About

Editor of Select Fiction and Nonfiction

When I was five years old, I lived a hundred feet from Carter Glass Library in Reston, Virginia. I haunted the place. When I was thirteen, Reston’s Used Book Shop opened its doors. I discovered the golden age of science fiction.

I majored in comparative literature at the University of Virginia, graduating at age twenty with three journal articles accepted for publication in three different fields. I got my law degree at William & Mary Law School and went to work immediately as a prosecutor.

I am now in my second career as an editor and ghostwriter. I left the legal profession so as to care for a family member whose needs began to escalate in 2013. The only regret I have is in not switching to editing and ghostwriting sooner. I miss the courtroom. I do not miss the conflict baked in to the practice of law. I love editing and ghostwriting.

I made the decision to join the profession on September 30, 2013, but I did not open my virtual doors until early 2015. You don’t go to bed a lawyer and wake up an editor, and I made sure to get the right coursework, training, and mentoring first. I am a member of ACES: The Society for Editing and the Editorial Freelancers Assocation, and I have taught webinars for the Editorial Freelancers Association, ACES, Communication Central, Editors Canada British Columbia, and Northwest Editors Guild. Like every professional, I take continuing professional development classes.

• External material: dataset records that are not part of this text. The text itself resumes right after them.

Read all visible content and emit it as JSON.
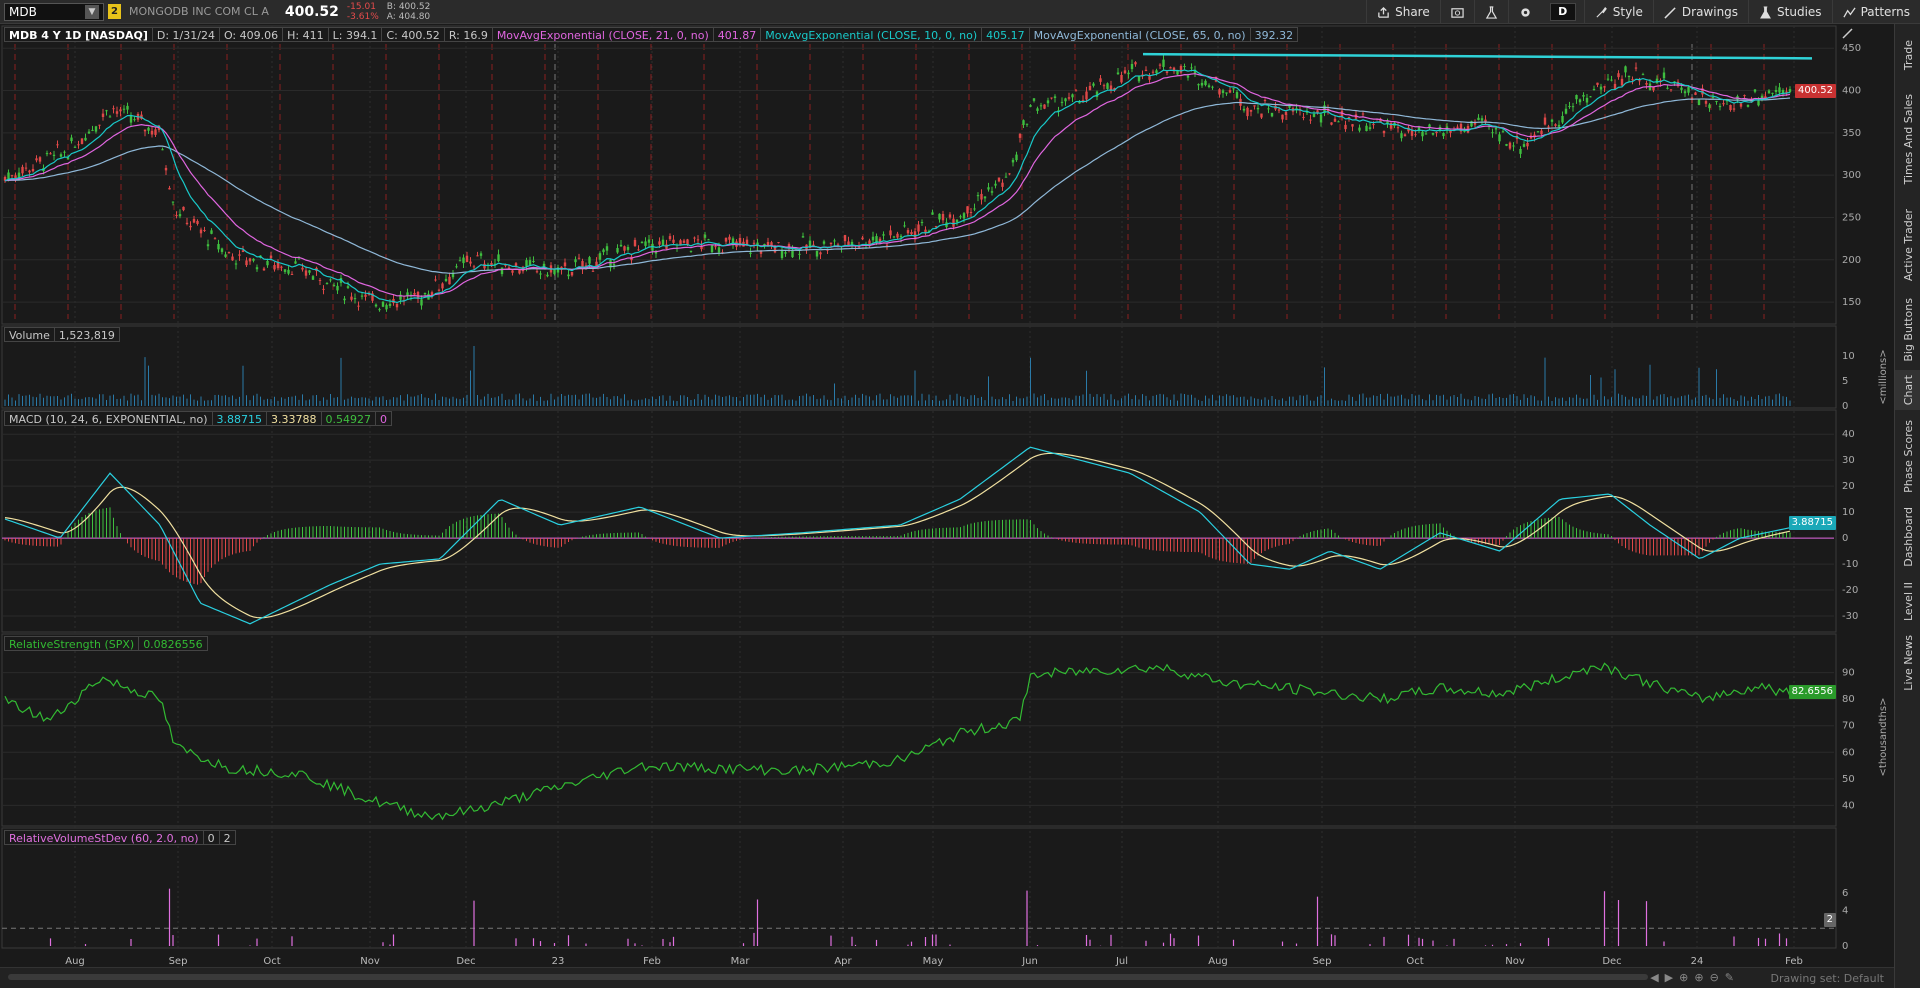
{
  "header": {
    "symbol": "MDB",
    "badge": "2",
    "company": "MONGODB INC COM CL A",
    "last": "400.52",
    "change": "-15.01",
    "change_pct": "-3.61%",
    "bid": "B: 400.52",
    "ask": "A: 404.80",
    "buttons": [
      {
        "label": "Share",
        "icon": "share-icon"
      },
      {
        "label": "",
        "icon": "snapshot-icon"
      },
      {
        "label": "",
        "icon": "flask-icon"
      },
      {
        "label": "",
        "icon": "gear-icon"
      },
      {
        "label": "D",
        "icon": ""
      },
      {
        "label": "Style",
        "icon": "style-icon"
      },
      {
        "label": "Drawings",
        "icon": "pencil-icon"
      },
      {
        "label": "Studies",
        "icon": "studies-icon"
      },
      {
        "label": "Patterns",
        "icon": "patterns-icon"
      }
    ]
  },
  "price_pane": {
    "title": "MDB 4 Y 1D [NASDAQ]",
    "date": "D: 1/31/24",
    "open": "O: 409.06",
    "high": "H: 411",
    "low": "L: 394.1",
    "close": "C: 400.52",
    "range": "R: 16.9",
    "ema21_label": "MovAvgExponential (CLOSE, 21, 0, no)",
    "ema21_val": "401.87",
    "ema10_label": "MovAvgExponential (CLOSE, 10, 0, no)",
    "ema10_val": "405.17",
    "ema65_label": "MovAvgExponential (CLOSE, 65, 0, no)",
    "ema65_val": "392.32",
    "last_tag": "400.52",
    "y_ticks": [
      "450",
      "400",
      "350",
      "300",
      "250",
      "200",
      "150"
    ]
  },
  "volume_pane": {
    "title": "Volume",
    "value": "1,523,819",
    "y_ticks": [
      "10",
      "5",
      "0"
    ],
    "unit": "<millions>"
  },
  "macd_pane": {
    "title": "MACD (10, 24, 6, EXPONENTIAL, no)",
    "v1": "3.88715",
    "v2": "3.33788",
    "v3": "0.54927",
    "v4": "0",
    "tag": "3.88715",
    "y_ticks": [
      "40",
      "30",
      "20",
      "10",
      "0",
      "-10",
      "-20",
      "-30"
    ]
  },
  "rs_pane": {
    "title": "RelativeStrength (SPX)",
    "value": "0.0826556",
    "tag": "82.6556",
    "y_ticks": [
      "90",
      "80",
      "70",
      "60",
      "50",
      "40"
    ],
    "unit": "<thousandths>"
  },
  "rvol_pane": {
    "title": "RelativeVolumeStDev (60, 2.0, no)",
    "v1": "0",
    "v2": "2",
    "tag": "2",
    "y_ticks": [
      "6",
      "4",
      "0"
    ]
  },
  "x_axis": [
    "Aug",
    "Sep",
    "Oct",
    "Nov",
    "Dec",
    "23",
    "Feb",
    "Mar",
    "Apr",
    "May",
    "Jun",
    "Jul",
    "Aug",
    "Sep",
    "Oct",
    "Nov",
    "Dec",
    "24",
    "Feb"
  ],
  "sidebar_tabs": [
    "Trade",
    "Times And Sales",
    "Active Trader",
    "Big Buttons",
    "Chart",
    "Phase Scores",
    "Dashboard",
    "Level II",
    "Live News"
  ],
  "footer": {
    "drawing_set": "Drawing set: Default"
  },
  "colors": {
    "bg": "#1a1a1a",
    "up": "#3fbf3f",
    "down": "#e04848",
    "ema10": "#19c9c9",
    "ema21": "#e066e0",
    "ema65": "#8fb8d8",
    "trendline": "#2fd3d8",
    "macd": "#2ad0e0",
    "signal": "#f0e0a0",
    "rs": "#33bb33",
    "rvol": "#e070e0"
  }
}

When I am not editing or ghostwriting, I read detective fiction, science fiction, speculative fiction, and dystopian fiction (also known as Tuesday), as well as select nonfiction. My own police procedural/science fiction crossover, A Million Monkeys, is on the desk of a developmental editor, and I’m currently writing the second book in the series, Sick Puppies.

I was an AstraZeneca Stage III COVID-19 vaccine trial participant who got the vaccine, and I’m boosted with the Pfizer vaccine, which kind of makes me feel like a member of a family where two sides like rival sports teams.

During the pandemic, I stopped drinking lattes and sodas and eating salads and, in two and a half years, gradually lost over forty-five pounds. I have kept it off.

In 2013, I started practicing Tactical Black Krav Maga and ultimately earned a black belt. My fight school continues to be my happy place. I have osteoarthritis, but I achieved my goal of being totally unremarkable among the black belts, and I continue to not stand out in class in any way. To defend yourself, you don’t have to be the best, you just have to be good enough, and I am. I will continue practicing until my joints turn to dust. I do have a third degree black belt in taekwondo and some hapkido, but I stopped practicing those styles in 2012.

I could tell you my favorite books, but the list is too long. My favorite Scotch is Glenlivet 14 and my favorite wine is Terrain Vineyards Red Blend ($4.99 at Trader Joe’s).

I have two editorial assistants. The senior assistant is Joey, a large dilute calico, and the junior assistant is Frederick, a 75-pound Jack Russell terrier/American Quarter Horse cross.